Throughout this whole process, the candidate is asked to do a lot of leg work before the audition; how well they perform during this period helped me form an opinion of the candidate, which I could then pass on to the audition panel.
So, now we come to the audition. The candidates audition at either The U.S. Army Band or The U.S. Army Field Band – two of the four Army Special Bands. The first day, the candidates perform an audition on their main instrument or voice. We do this to get a sense of their overall musicianship. Is it a deciding factor? No. Does it help the panel form an opinion of the level of musician we’re dealing with? Yes. Next we test aural skills, which for anyone with a music degree will be quite familiar – identifying chords, intervals, error detection, and sight singing – the fun stuff. Then we give them a music theory exam – analyzing music excerpts, defining music terms, and arranging a short piece of music for a chamber group. At this point, we give them a piece of music they’ve never seen before (normally an in-house arrangement so there’s little chance they’d know it) that they will have to conduct the following day.
During the second day, the candidates conduct the concert band for 30 minutes. The music includes a couple selections of the candidate’s choosing, a march, a piece for solo and band, the National Anthem, and that selection they received the day before. After that, they have 20 minutes to conduct three selections with the chorus. Finally, the last hurdle is a 15-20 minute interview with the audition panel (which consists of the senior most officers and enlisted in our field). At the end of the day, the panel makes their pick, sometimes picking no one at all.

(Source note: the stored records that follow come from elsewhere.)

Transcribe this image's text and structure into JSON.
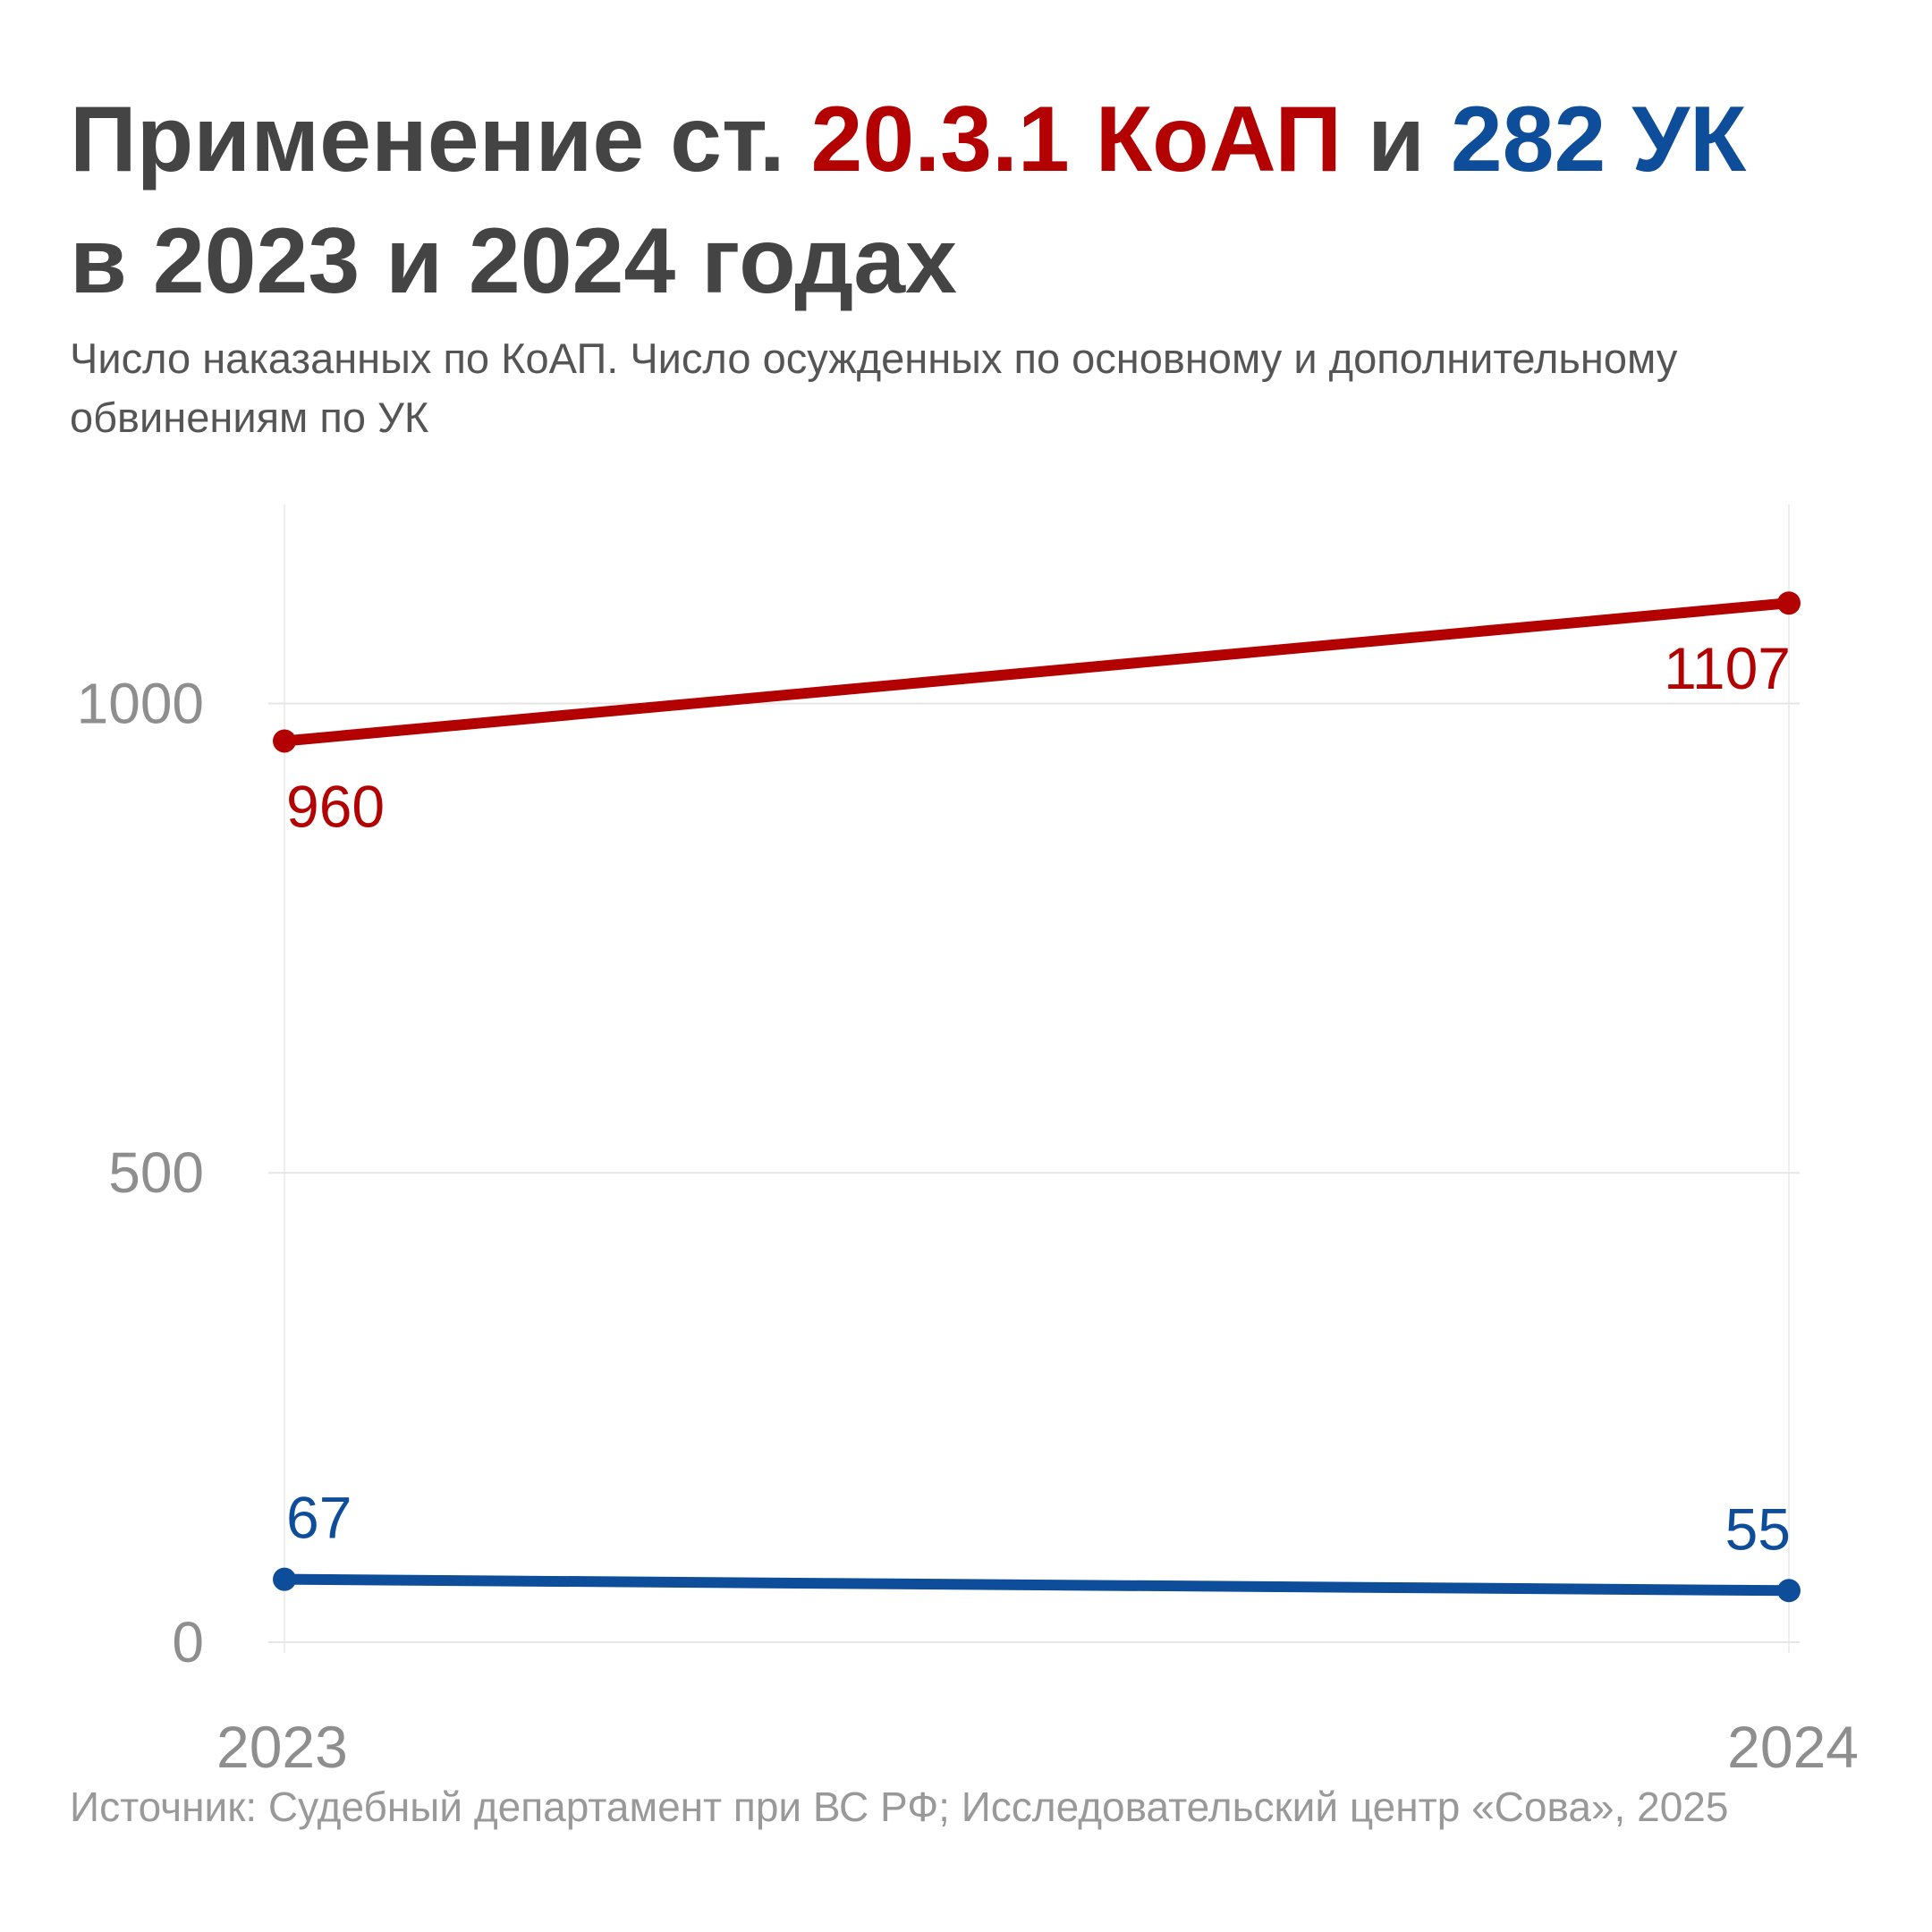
{
  "title": {
    "part1": "Применение ст. ",
    "part2": "20.3.1 КоАП",
    "part3": " и ",
    "part4": "282 УК",
    "part5": "в 2023 и 2024 годах"
  },
  "subtitle": "Число наказанных по КоАП. Число осужденных по основному и дополнительному обвинениям по УК",
  "source": "Источник: Судебный департамент при ВС РФ; Исследовательский центр «Сова», 2025",
  "colors": {
    "red": "#b30000",
    "blue": "#0d4d99",
    "title_text": "#444444",
    "grid": "#e6e6e6",
    "axis_text": "#8e8e8e"
  },
  "chart_data": {
    "type": "line",
    "x": [
      "2023",
      "2024"
    ],
    "series": [
      {
        "name": "20.3.1 КоАП",
        "values": [
          960,
          1107
        ],
        "color": "#b30000"
      },
      {
        "name": "282 УК",
        "values": [
          67,
          55
        ],
        "color": "#0d4d99"
      }
    ],
    "yticks": [
      0,
      500,
      1000
    ],
    "ylim": [
      0,
      1212
    ],
    "grid": true,
    "legend": "none"
  }
}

Those selected either enlist in the Army and head off to Basic Training, or if they’re already in the Army, are given a class date for OCS. Either way, after OCS, all candidates go to the Army Music Officer Basic Course. Only after graduating that course are they then Army Music Officers.
Overall, it’s a long, difficult process, one that can take over a year to complete. The reward at the end of the process, however, is well worth it.